Tengah hari, aku membujuk Emma lagi, tetapi dia juga melemparkan mangkuk makan siang yang bahkan baru kuletakkan di depannya. Buruknya, lantai jadi kotor. Bagusnya ... bubur panas itu mendarat di wajah Cal.

Gadis itu merah meradang, giginya menggertak marah. Saat dia mendapatiku menyengir, aku buru-buru mengatur ekspresi dan memarahi Emma.

Emma ingin digendong seharian, tak peduli tanganku bakal lepas dari badan. Ketika Cal memaksa untuk menggendongnya, adikku menangis sekeras-kerasnya sampai wajahnya merah.

Keadaan tambah parah menjelang petang. Dua orang Polisi Nusa mengetuk kaca jendelaku. Mereka memperingatkan masalah tangisan adikku, lalu memberi tahu bahwa seluruh rumah di blok sebelah sudah sepenuhnya terinfeksi.

Jadi, dari tiga blok dalam kompleks ini, rumahku adalah satu-satunya yang masih berpenghuni, dan saat ini para polisi itu sedang mencari-cari beberapa zombie yang lepas dari blok sebelah. Tak lama setelah mereka pergi, zombie-zombie dari blok sebelah yang mereka cari berdatangan ke depan jendela rumahku. Seperti biasa, saat aku menghubungi pos jaga mereka, tidak ada yang mengangkat.

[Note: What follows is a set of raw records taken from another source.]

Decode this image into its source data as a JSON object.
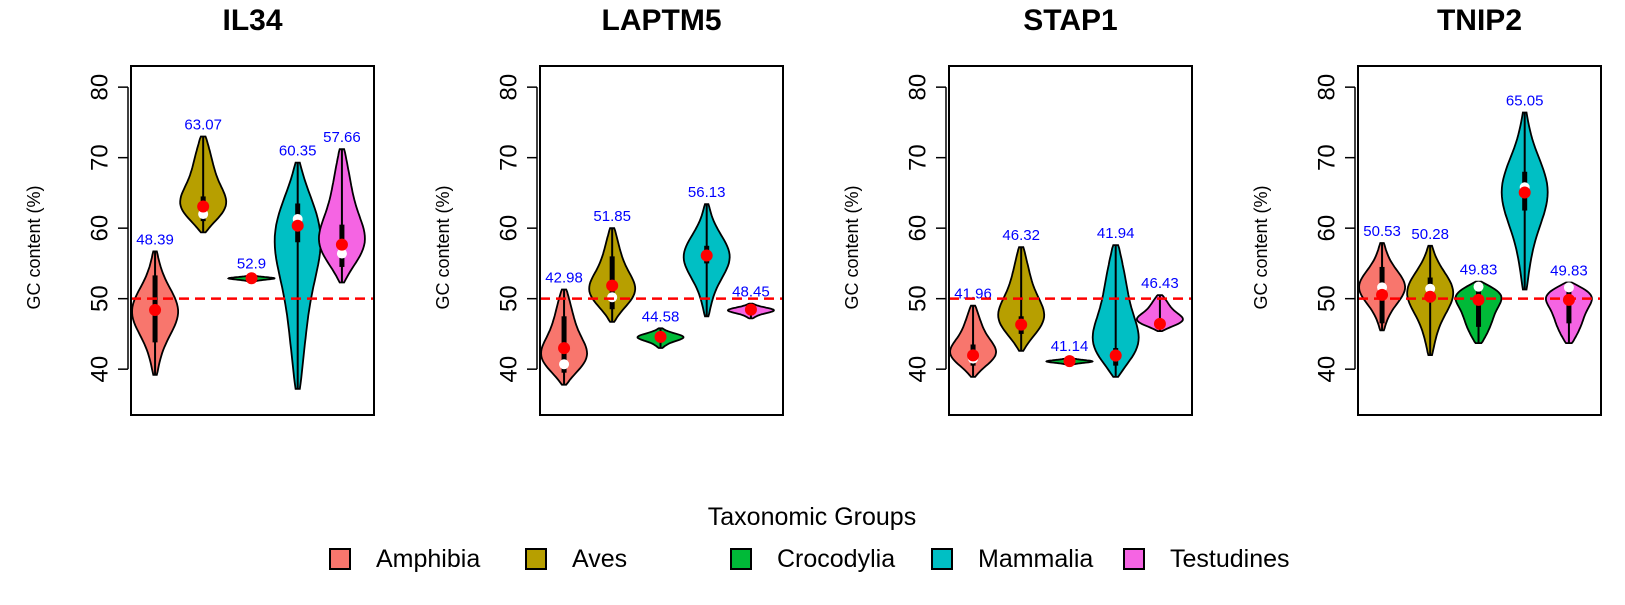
{
  "colors": {
    "Amphibia": "#F8766D",
    "Aves": "#B79F00",
    "Crocodylia": "#00BA38",
    "Mammalia": "#00BFC4",
    "Testudines": "#F564E3",
    "reference_line": "#ff0000",
    "mean_point": "#ff0000",
    "median_point": "#ffffff",
    "mean_label": "#0000ff"
  },
  "chart_data": {
    "type": "violin",
    "ylabel": "GC content (%)",
    "ylim": [
      33.5,
      83
    ],
    "yticks": [
      40,
      50,
      60,
      70,
      80
    ],
    "reference_line": 50,
    "grid": false,
    "legend": {
      "title": "Taxonomic Groups",
      "placement": "bottom-center",
      "entries": [
        "Amphibia",
        "Aves",
        "Crocodylia",
        "Mammalia",
        "Testudines"
      ]
    },
    "panels": [
      {
        "title": "IL34",
        "groups": [
          {
            "name": "Amphibia",
            "min": 39.2,
            "max": 56.7,
            "median": 48.3,
            "mean": 48.39,
            "mean_label": "48.39",
            "q1": 43.8,
            "q3": 53.3
          },
          {
            "name": "Aves",
            "min": 59.4,
            "max": 73.0,
            "median": 62.0,
            "mean": 63.07,
            "mean_label": "63.07",
            "q1": 61.0,
            "q3": 64.5
          },
          {
            "name": "Crocodylia",
            "min": 52.4,
            "max": 53.3,
            "median": 52.9,
            "mean": 52.9,
            "mean_label": "52.9",
            "q1": 52.8,
            "q3": 53.0
          },
          {
            "name": "Mammalia",
            "min": 37.2,
            "max": 69.3,
            "median": 61.3,
            "mean": 60.35,
            "mean_label": "60.35",
            "q1": 58.0,
            "q3": 63.5
          },
          {
            "name": "Testudines",
            "min": 52.3,
            "max": 71.2,
            "median": 56.4,
            "mean": 57.66,
            "mean_label": "57.66",
            "q1": 54.5,
            "q3": 60.5
          }
        ]
      },
      {
        "title": "LAPTM5",
        "groups": [
          {
            "name": "Amphibia",
            "min": 37.8,
            "max": 51.3,
            "median": 40.7,
            "mean": 42.98,
            "mean_label": "42.98",
            "q1": 39.5,
            "q3": 47.5
          },
          {
            "name": "Aves",
            "min": 46.7,
            "max": 60.0,
            "median": 50.2,
            "mean": 51.85,
            "mean_label": "51.85",
            "q1": 48.5,
            "q3": 56.0
          },
          {
            "name": "Crocodylia",
            "min": 43.0,
            "max": 45.8,
            "median": 44.6,
            "mean": 44.58,
            "mean_label": "44.58",
            "q1": 44.0,
            "q3": 45.3
          },
          {
            "name": "Mammalia",
            "min": 47.5,
            "max": 63.4,
            "median": 56.2,
            "mean": 56.13,
            "mean_label": "56.13",
            "q1": 55.0,
            "q3": 57.5
          },
          {
            "name": "Testudines",
            "min": 47.2,
            "max": 49.3,
            "median": 48.4,
            "mean": 48.45,
            "mean_label": "48.45",
            "q1": 48.0,
            "q3": 48.8
          }
        ]
      },
      {
        "title": "STAP1",
        "groups": [
          {
            "name": "Amphibia",
            "min": 38.9,
            "max": 49.0,
            "median": 41.5,
            "mean": 41.96,
            "mean_label": "41.96",
            "q1": 40.5,
            "q3": 43.5
          },
          {
            "name": "Aves",
            "min": 42.6,
            "max": 57.3,
            "median": 46.2,
            "mean": 46.32,
            "mean_label": "46.32",
            "q1": 45.0,
            "q3": 47.5
          },
          {
            "name": "Crocodylia",
            "min": 40.6,
            "max": 41.6,
            "median": 41.1,
            "mean": 41.14,
            "mean_label": "41.14",
            "q1": 40.9,
            "q3": 41.3
          },
          {
            "name": "Mammalia",
            "min": 38.9,
            "max": 57.6,
            "median": 41.8,
            "mean": 41.94,
            "mean_label": "41.94",
            "q1": 40.5,
            "q3": 43.0
          },
          {
            "name": "Testudines",
            "min": 45.4,
            "max": 50.5,
            "median": 46.5,
            "mean": 46.43,
            "mean_label": "46.43",
            "q1": 46.0,
            "q3": 47.0
          }
        ]
      },
      {
        "title": "TNIP2",
        "groups": [
          {
            "name": "Amphibia",
            "min": 45.5,
            "max": 57.9,
            "median": 51.6,
            "mean": 50.53,
            "mean_label": "50.53",
            "q1": 46.5,
            "q3": 54.5
          },
          {
            "name": "Aves",
            "min": 42.0,
            "max": 57.5,
            "median": 51.4,
            "mean": 50.28,
            "mean_label": "50.28",
            "q1": 49.5,
            "q3": 53.0
          },
          {
            "name": "Crocodylia",
            "min": 43.7,
            "max": 52.4,
            "median": 51.7,
            "mean": 49.83,
            "mean_label": "49.83",
            "q1": 46.0,
            "q3": 52.2
          },
          {
            "name": "Mammalia",
            "min": 51.3,
            "max": 76.4,
            "median": 65.8,
            "mean": 65.05,
            "mean_label": "65.05",
            "q1": 62.5,
            "q3": 68.0
          },
          {
            "name": "Testudines",
            "min": 43.7,
            "max": 52.3,
            "median": 51.6,
            "mean": 49.83,
            "mean_label": "49.83",
            "q1": 46.5,
            "q3": 52.1
          }
        ]
      }
    ]
  }
}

Karena tidak bisa tidur siang, Emma jadi rewel. Karena mendengar suara tangisannya, zombie-zombie menggila. Karena melihat keadaan di luar dan di dalam rumah, aku jadi stres. Karena melihatku kambuh, Cal ikut depresi.

Cal dan aku saling lempar tugas sambil berdebat. Dia menuntutku tenang, yang gagal kupenuhi; aku memintanya untuk satu kali saja tidak berkata kasar atau mendengkus-dengkus, yang juga tidak dia turuti.

Walau mesti kuakui, Cal betul-betul tangguh. Aku sempat lepas kendali dan membanting peralatan makan sambil membentaknya. Saat kukira dia bakal menangis, Cal balas membanting mangkuk sampai pecah di atas meja. Itu terjadi saat kami menyiapkan makan malam. Aku hampir menganiayanya dan diriku sendiri dengan sup mendidih dalam panci. Tangisan Emma yang kemudian membuat kami berdamai sesaat; Cal akhirnya membersihkan pecahan mangkuk di atas meja, dan aku mengalihkan persiapan makan malam ke ruang tamu. Aku jadi punya waktu menjernihkan kepalaku dan memutuskan meminta maaf pada Cal, yang dibalasnya permintaan maaf pula meski dilakukannya sambil memunggungiku.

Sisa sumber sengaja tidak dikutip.